Public warned not to feed horses as government updates the countryside code

  • The British Horse Society (BHS) is warning the public not to feed horses, after cases of equine illness, injury and deaths during the coronavirus lockdown, while the countryside code has been updated.

    H&H has reported on a number of such cases, in which the actions of people out for their allotted exercise has had serious and even fatal consequences.

    “The BHS is urging members of the public not to feed horses in fields as this can cause serious illness and be potentially life-threatening,” said BHS director of welfare Alan Hiscox.

    “We believe many people act with no malicious intent and are simply unaware of the risks that certain foods or grass cuttings can pose to horses. We encourage horse owners to download signs the BHS has produced warning the public not to feed their horses.

    “The greater the awareness of the issue, the more likely people are to change their behaviour in future.”

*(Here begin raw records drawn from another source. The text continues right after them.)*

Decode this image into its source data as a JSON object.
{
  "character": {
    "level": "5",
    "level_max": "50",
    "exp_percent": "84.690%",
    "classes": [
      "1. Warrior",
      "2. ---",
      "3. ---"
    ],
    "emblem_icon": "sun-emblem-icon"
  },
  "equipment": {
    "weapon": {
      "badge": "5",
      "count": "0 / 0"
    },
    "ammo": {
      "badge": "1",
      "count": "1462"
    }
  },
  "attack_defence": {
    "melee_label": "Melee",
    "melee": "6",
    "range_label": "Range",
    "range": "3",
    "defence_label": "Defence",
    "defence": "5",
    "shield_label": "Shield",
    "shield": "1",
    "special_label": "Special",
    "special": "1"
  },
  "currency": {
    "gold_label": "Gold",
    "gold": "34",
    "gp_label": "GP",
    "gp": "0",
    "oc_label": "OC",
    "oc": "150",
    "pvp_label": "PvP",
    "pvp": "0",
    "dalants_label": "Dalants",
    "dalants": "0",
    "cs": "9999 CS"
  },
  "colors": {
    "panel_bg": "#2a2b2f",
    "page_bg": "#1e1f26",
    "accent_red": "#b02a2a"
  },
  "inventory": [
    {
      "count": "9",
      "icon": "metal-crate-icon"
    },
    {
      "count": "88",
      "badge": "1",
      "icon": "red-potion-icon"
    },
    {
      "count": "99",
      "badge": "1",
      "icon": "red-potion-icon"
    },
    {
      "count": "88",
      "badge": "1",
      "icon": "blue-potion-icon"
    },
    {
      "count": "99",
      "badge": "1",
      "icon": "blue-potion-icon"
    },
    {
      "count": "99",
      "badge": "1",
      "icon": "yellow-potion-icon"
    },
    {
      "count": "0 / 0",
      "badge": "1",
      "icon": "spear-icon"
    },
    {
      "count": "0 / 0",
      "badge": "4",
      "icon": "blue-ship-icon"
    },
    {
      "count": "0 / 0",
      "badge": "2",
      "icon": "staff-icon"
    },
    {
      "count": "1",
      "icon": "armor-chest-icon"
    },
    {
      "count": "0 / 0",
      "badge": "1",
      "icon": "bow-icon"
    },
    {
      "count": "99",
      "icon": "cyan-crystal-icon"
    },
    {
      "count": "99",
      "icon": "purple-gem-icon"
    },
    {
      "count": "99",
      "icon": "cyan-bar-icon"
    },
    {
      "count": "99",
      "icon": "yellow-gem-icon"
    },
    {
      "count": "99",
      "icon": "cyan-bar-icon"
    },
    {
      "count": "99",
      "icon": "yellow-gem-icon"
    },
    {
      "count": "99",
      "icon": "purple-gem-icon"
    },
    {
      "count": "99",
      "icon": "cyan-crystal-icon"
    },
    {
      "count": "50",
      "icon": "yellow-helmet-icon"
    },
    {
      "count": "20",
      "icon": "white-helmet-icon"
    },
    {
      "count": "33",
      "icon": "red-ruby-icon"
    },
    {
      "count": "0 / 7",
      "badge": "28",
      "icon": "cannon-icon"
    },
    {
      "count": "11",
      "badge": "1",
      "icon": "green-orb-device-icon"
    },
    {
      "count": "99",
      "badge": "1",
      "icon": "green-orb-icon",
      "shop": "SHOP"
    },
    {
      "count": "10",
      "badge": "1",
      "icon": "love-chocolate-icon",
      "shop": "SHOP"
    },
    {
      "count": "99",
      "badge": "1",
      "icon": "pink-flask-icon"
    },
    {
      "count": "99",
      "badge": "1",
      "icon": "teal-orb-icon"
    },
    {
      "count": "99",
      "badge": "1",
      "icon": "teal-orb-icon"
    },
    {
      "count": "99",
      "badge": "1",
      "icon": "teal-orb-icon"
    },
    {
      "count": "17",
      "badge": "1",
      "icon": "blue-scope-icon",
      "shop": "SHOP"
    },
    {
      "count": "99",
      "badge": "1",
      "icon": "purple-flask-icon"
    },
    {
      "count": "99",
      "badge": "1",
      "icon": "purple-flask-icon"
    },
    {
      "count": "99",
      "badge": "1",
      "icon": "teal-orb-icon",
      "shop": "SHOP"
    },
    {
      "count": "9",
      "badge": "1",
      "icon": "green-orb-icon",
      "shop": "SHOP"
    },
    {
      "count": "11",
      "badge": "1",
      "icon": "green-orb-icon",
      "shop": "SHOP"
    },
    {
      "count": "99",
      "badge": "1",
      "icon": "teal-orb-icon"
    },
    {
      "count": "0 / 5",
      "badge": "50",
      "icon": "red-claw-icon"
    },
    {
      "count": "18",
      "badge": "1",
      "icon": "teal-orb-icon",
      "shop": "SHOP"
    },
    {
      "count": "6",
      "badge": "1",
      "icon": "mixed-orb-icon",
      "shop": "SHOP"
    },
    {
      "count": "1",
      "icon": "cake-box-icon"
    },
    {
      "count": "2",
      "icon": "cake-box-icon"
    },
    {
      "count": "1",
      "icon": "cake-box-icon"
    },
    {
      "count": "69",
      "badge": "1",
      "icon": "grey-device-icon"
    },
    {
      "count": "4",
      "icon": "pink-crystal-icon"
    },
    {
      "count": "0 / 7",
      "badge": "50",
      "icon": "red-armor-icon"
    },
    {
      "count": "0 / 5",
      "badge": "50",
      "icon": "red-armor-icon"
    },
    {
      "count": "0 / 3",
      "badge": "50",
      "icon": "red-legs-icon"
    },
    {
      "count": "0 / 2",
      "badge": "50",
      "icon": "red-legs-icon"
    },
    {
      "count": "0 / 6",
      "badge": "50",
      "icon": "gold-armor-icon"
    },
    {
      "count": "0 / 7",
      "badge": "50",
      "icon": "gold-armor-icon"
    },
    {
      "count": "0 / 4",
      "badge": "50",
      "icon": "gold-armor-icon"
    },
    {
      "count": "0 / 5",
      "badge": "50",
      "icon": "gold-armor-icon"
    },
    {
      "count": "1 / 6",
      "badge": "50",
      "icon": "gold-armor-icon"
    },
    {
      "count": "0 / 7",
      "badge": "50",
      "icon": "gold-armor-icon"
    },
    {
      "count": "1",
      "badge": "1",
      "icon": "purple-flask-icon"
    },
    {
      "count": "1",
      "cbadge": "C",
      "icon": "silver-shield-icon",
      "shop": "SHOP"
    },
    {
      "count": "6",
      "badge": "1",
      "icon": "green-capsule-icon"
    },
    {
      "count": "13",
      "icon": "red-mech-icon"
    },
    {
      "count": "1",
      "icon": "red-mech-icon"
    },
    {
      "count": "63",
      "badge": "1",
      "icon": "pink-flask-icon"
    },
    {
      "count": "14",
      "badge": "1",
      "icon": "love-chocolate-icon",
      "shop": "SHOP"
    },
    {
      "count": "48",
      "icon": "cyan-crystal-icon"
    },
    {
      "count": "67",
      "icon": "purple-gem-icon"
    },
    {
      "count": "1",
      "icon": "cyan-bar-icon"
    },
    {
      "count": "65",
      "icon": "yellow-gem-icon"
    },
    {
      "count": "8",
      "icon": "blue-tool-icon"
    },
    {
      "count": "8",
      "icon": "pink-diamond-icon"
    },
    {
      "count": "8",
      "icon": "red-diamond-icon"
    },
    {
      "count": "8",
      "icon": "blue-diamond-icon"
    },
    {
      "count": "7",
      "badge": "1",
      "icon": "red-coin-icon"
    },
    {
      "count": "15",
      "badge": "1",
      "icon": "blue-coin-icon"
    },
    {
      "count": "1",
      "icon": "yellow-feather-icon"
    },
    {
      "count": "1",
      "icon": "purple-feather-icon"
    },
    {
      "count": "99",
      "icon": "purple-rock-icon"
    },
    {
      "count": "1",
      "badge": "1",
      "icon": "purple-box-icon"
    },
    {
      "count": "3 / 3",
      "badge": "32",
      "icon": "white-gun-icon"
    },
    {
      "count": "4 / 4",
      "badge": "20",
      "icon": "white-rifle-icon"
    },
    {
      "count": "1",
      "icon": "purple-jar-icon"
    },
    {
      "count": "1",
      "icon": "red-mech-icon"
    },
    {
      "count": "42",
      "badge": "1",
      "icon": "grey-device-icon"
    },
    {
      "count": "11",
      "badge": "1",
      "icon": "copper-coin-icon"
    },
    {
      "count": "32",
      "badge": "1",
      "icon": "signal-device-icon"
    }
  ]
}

    The BHS is offering the following advice to the public:

    Although feeding horses may seem harmless, it is important not to, for the following reasons:

    Any type of food, grass cuttings or any other plants can cause horses to become extremely unwell or even kill them

    Fighting between horses could break out and cause an injury

    Horses may mistake your fingers for food and accidentally nip them

    If you cross land with a right of way where horses are kept, the above points will be applicable but also ensure you:

    Leave gates and property as you find them

    Keep to the right of way

    Take your litter home

    Keep your dog on a lead and bag and bin your dog’s mess

    Give horses lots of a space and avoid coming between mothers and their young

    If you see a horse in distress, alert the nearest farm/yard or check for a sign with the owner’s details on it

    Continues below…

    The warning comes as the government has updated its countryside code.

    Visitors are asked to respect other people and protect the natural environment while they enjoy the outdoors, with advice including “leave no trace of your visit” and “leave gates and property as you find them”.